Allah cc katı ve Hz.Cebrail'in hızı

NuSReT

Aktif Üyemiz
Bir ateist sitede gördüğüm bir eleştiriyi size aktarıyor ve cevabınızı rica ediyorum. Kur’an’daki bir ayetten hareketle şöyle yazmışlar: “Melekler ve Ruh (Cebrail), ona, süresi elli bin yıl olan bir günde çıkabilmektedir.”
(Mearic Suresi, 4)
NOT
Bu Kuran ayeti der ki; Cebrail'in Allah katına çıkıp inmesi, Allah katında bir güne denk fakat, Dünya zamanı ile 50.000 yıl sürer.
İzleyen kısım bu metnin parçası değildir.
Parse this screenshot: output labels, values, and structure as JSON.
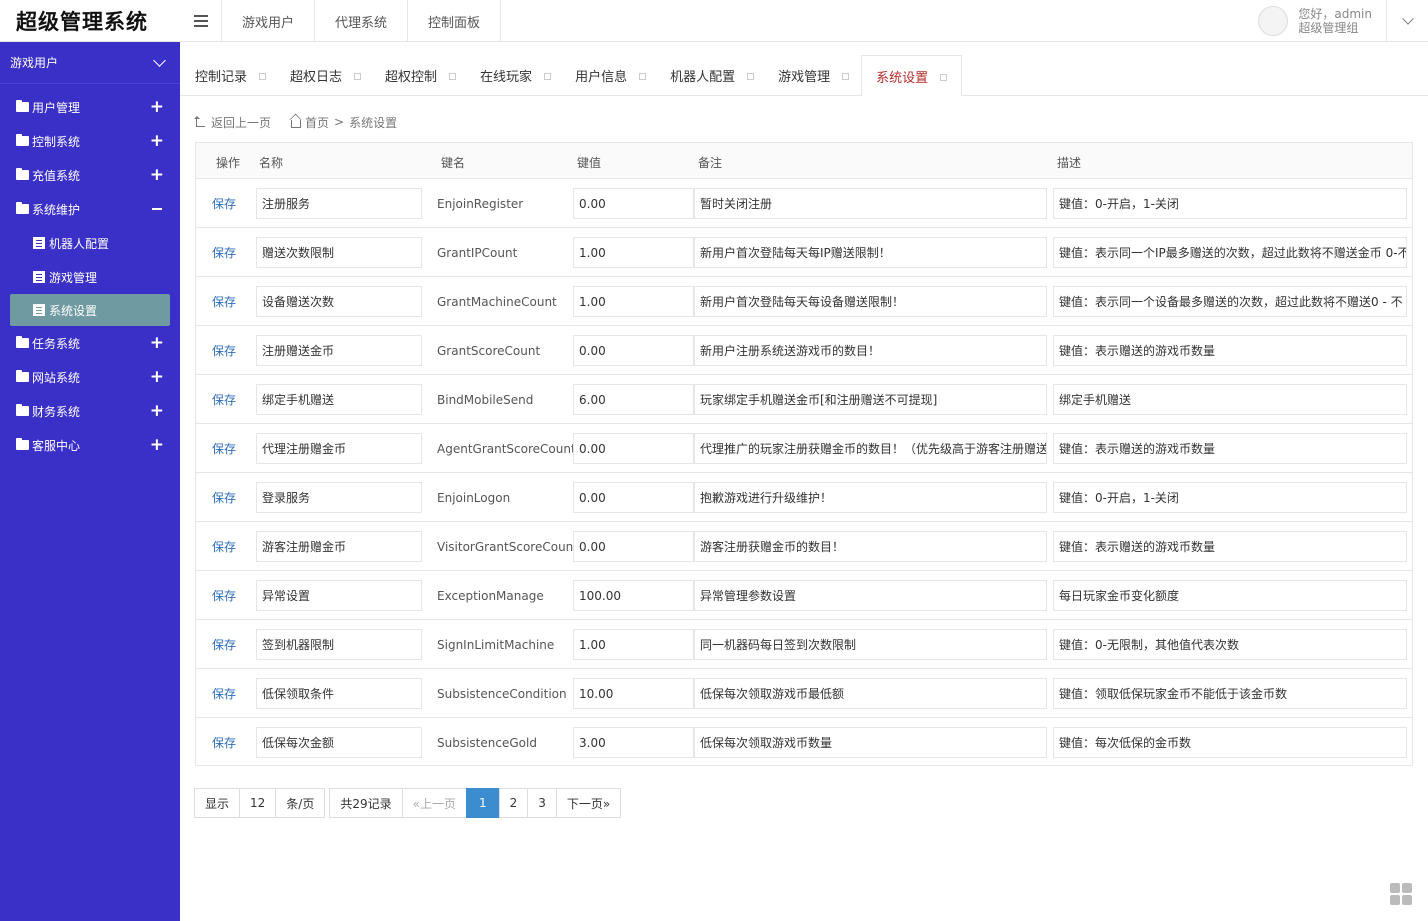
{
  "app": {
    "logo": "超级管理系统"
  },
  "sidebar": {
    "group": "游戏用户",
    "menus": [
      {
        "label": "用户管理",
        "expanded": false
      },
      {
        "label": "控制系统",
        "expanded": false
      },
      {
        "label": "充值系统",
        "expanded": false
      },
      {
        "label": "系统维护",
        "expanded": true
      },
      {
        "label": "任务系统",
        "expanded": false
      },
      {
        "label": "网站系统",
        "expanded": false
      },
      {
        "label": "财务系统",
        "expanded": false
      },
      {
        "label": "客服中心",
        "expanded": false
      }
    ],
    "sub_items": [
      "机器人配置",
      "游戏管理",
      "系统设置"
    ],
    "active_sub": "系统设置"
  },
  "topnav": {
    "items": [
      "游戏用户",
      "代理系统",
      "控制面板"
    ]
  },
  "user": {
    "greeting": "您好，admin",
    "role": "超级管理组"
  },
  "tabs": [
    "控制记录",
    "超权日志",
    "超权控制",
    "在线玩家",
    "用户信息",
    "机器人配置",
    "游戏管理",
    "系统设置"
  ],
  "active_tab": "系统设置",
  "breadcrumb": {
    "back": "返回上一页",
    "home": "首页",
    "sep": ">",
    "current": "系统设置"
  },
  "table": {
    "headers": {
      "op": "操作",
      "name": "名称",
      "key": "键名",
      "value": "键值",
      "note": "备注",
      "desc": "描述"
    },
    "op_label": "保存",
    "rows": [
      {
        "name": "注册服务",
        "key": "EnjoinRegister",
        "value": "0.00",
        "note": "暂时关闭注册",
        "desc": "键值：0-开启，1-关闭"
      },
      {
        "name": "赠送次数限制",
        "key": "GrantIPCount",
        "value": "1.00",
        "note": "新用户首次登陆每天每IP赠送限制！",
        "desc": "键值：表示同一个IP最多赠送的次数，超过此数将不赠送金币 0-不"
      },
      {
        "name": "设备赠送次数",
        "key": "GrantMachineCount",
        "value": "1.00",
        "note": "新用户首次登陆每天每设备赠送限制！",
        "desc": "键值：表示同一个设备最多赠送的次数，超过此数将不赠送0 - 不"
      },
      {
        "name": "注册赠送金币",
        "key": "GrantScoreCount",
        "value": "0.00",
        "note": "新用户注册系统送游戏币的数目！",
        "desc": "键值：表示赠送的游戏币数量"
      },
      {
        "name": "绑定手机赠送",
        "key": "BindMobileSend",
        "value": "6.00",
        "note": "玩家绑定手机赠送金币[和注册赠送不可提现]",
        "desc": "绑定手机赠送"
      },
      {
        "name": "代理注册赠金币",
        "key": "AgentGrantScoreCount",
        "value": "0.00",
        "note": "代理推广的玩家注册获赠金币的数目！（优先级高于游客注册赠送）",
        "desc": "键值：表示赠送的游戏币数量"
      },
      {
        "name": "登录服务",
        "key": "EnjoinLogon",
        "value": "0.00",
        "note": "抱歉游戏进行升级维护！",
        "desc": "键值：0-开启，1-关闭"
      },
      {
        "name": "游客注册赠金币",
        "key": "VisitorGrantScoreCount",
        "value": "0.00",
        "note": "游客注册获赠金币的数目！",
        "desc": "键值：表示赠送的游戏币数量"
      },
      {
        "name": "异常设置",
        "key": "ExceptionManage",
        "value": "100.00",
        "note": "异常管理参数设置",
        "desc": "每日玩家金币变化额度"
      },
      {
        "name": "签到机器限制",
        "key": "SignInLimitMachine",
        "value": "1.00",
        "note": "同一机器码每日签到次数限制",
        "desc": "键值：0-无限制，其他值代表次数"
      },
      {
        "name": "低保领取条件",
        "key": "SubsistenceCondition",
        "value": "10.00",
        "note": "低保每次领取游戏币最低额",
        "desc": "键值：领取低保玩家金币不能低于该金币数"
      },
      {
        "name": "低保每次金额",
        "key": "SubsistenceGold",
        "value": "3.00",
        "note": "低保每次领取游戏币数量",
        "desc": "键值：每次低保的金币数"
      }
    ]
  },
  "pager": {
    "show": "显示",
    "per_page": "12",
    "unit": "条/页",
    "total": "共29记录",
    "prev": "«上一页",
    "pages": [
      "1",
      "2",
      "3"
    ],
    "current": "1",
    "next": "下一页»"
  }
}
Şimdi hesaplayalım. Kuran 610 civarında geldiğine göre, Cebrail'in Hira mağarasına ulaşabilmesi için Allah katından; MÖ 49.390 yılında yola çıkmış olması gerekiyor. Buradan önemli bir sonuç çıkıyor; Demek ki; Tevrat ve İncil'i Cebrail getirmiş olamaz, Çünkü Cebrail'in o sıralar yolda olması gerekiyor. Örneğin İncil ve Kuran arası 600 sene, Cebrail İncili getirip, geri dönse ve hiç oyalanmadan geri gelse arada minimum 100.000 sene geçmesi gerekir. Şöyle bir olasılık olabilir mi? Cebrail Dünya'ya varmış, Tevrat'ı, İncil'i ve Kuran'ı tebliğ ettiği yaklaşık 3.000 sene boyunca dünyada beklemiştir. Bu sefer de söyle bir sorun var; Beklediğine göre, demek ki diğer kitapların geçersiz olacağı ve yeni kitap gönderileceği önceden biliniyor olmalı. Diyelim ki Cebrail, Ayet'i tebliğ etti ve geri dönüşe geçti. Allah katına ne zaman varacak?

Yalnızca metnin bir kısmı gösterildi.